The latest counter-productive war talk comes from the US Defence Secretary Lloyd Austin, who warned that “the way we fight the next major war is going to look very different from the way we fought the last ones”.

He called for the US military to harness technological advances and better integrate military operations globally to “understand faster, decide faster and act faster”.

Act faster to destroy China quicker appears to be the default US military position now. The problem with this war-oriented strategy is that there are no winners from any nuclear war. What is certain is that we will be left with an unlivable radioactive earth.

More belligerent chest-thumping anti-China talk has come from Australia, with the new Minister of Defence, Peter Dutton, publicly agreeing with colleagues in his party that the prospects of a battle over Taiwan could happen quite soon.

He was joined by Home Affairs Minister Mike Pezzullo, who in a provocative publicity seeking message to his staff on Anzac day claimed that “the drums of war” were beating, and he warned that Australia should be prepared to “send off, yet again, our warriors to fight”.

Beijing’s response to the latest war talk has been measured. China’s Foreign Ministry spokesman Wang Wenbin said: “China must and will be reunified. We are willing to do our best to strive for the prospect of peaceful reunification but we will never leave any space for ‘Taiwan independence’ separatist activities in any form.

“It is hoped that the Australian side will fully recognise that the Taiwan question is highly sensitive, abide by the one-China principle, be prudent in its words and deeds, avoid sending any wrong signals to the ‘Taiwan independence’ separatist forces”.

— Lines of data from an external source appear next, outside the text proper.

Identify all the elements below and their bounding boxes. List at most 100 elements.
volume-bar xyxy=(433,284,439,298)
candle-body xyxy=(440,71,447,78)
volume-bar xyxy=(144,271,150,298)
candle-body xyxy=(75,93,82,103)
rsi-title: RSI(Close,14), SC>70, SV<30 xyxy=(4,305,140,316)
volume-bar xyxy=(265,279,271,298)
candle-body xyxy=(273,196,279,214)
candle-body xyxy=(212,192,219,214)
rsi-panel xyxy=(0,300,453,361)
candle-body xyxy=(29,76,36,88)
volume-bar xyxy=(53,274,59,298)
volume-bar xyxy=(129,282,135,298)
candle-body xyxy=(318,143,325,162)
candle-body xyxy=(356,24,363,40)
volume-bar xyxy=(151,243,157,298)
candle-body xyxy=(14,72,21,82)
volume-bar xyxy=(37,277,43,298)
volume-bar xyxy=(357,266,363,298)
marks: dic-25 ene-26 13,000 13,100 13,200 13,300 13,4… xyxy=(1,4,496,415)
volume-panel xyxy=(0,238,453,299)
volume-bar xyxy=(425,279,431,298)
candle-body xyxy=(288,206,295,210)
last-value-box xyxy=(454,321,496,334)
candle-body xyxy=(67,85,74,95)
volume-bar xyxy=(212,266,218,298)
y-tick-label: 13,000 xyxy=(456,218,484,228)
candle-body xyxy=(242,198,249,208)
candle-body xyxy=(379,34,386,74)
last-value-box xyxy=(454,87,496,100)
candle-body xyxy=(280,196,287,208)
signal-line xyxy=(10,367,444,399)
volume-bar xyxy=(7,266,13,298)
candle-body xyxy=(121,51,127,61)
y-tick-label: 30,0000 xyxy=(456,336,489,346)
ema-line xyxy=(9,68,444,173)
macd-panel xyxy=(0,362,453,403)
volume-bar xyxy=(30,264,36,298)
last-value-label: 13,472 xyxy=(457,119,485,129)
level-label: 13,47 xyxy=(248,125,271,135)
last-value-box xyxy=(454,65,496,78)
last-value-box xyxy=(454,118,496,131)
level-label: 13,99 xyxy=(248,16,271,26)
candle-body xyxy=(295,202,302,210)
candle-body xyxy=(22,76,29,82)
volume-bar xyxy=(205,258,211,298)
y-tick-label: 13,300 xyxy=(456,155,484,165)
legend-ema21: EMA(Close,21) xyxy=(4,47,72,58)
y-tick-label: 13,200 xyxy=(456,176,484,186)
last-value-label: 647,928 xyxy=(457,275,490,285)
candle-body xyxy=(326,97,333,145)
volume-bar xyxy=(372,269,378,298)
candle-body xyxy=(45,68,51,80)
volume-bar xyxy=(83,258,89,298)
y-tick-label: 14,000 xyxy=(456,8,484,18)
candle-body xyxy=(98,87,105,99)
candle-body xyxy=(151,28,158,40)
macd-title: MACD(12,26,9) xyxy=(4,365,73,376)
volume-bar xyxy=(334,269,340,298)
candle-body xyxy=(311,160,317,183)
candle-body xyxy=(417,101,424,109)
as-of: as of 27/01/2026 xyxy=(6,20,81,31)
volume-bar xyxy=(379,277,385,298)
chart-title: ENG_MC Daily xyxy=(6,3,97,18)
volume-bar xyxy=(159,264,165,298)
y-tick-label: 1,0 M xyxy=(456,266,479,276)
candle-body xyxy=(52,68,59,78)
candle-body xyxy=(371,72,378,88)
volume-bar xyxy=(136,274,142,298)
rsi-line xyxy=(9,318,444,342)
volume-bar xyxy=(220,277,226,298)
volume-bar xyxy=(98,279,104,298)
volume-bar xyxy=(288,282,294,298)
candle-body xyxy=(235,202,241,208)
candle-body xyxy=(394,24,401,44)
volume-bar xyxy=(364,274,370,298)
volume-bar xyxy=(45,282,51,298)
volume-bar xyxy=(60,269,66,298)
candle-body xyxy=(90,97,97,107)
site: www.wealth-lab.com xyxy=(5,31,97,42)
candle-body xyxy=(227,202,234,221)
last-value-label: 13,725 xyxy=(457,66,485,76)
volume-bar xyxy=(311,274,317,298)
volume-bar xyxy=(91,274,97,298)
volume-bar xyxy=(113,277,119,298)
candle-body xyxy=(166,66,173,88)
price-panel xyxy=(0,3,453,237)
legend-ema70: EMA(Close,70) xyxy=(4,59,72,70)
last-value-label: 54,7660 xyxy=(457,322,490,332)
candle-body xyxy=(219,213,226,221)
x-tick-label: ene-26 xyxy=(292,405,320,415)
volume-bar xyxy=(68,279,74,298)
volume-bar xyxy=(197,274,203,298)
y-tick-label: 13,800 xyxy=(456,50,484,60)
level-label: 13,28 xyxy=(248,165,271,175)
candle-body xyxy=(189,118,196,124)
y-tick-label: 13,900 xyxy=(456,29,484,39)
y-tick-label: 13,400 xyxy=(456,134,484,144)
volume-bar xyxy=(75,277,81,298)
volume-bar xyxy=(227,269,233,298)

There are cooler heads in Australia pushing back against the acceleration of the doomsday clock. One reader in response to the article “Standing Up to the Politics of Xi’s China” in a leading Australian newspaper has given his fellow Australians and government this prudent advice: “If we leave them alone, cease the histrionics ... they (China and Taiwan) will sort themselves out peacefully in the fullness of time when cooler heads prevail. Stop the playground antics of egging them to fight for our own motives and “pleasure”.

“Do not send young people to die in a foreign land because of your ignorance, your politics of distraction to deflect from your own domestic failures and your need to win re-election.”

Unfortunately, this is a minority view in an increasingly war-mongering leadership, described by former prime minister Kevin Rudd as addicted to the drug of “‘standing up to China’ every day of the week” and instigating a China panic public opinion.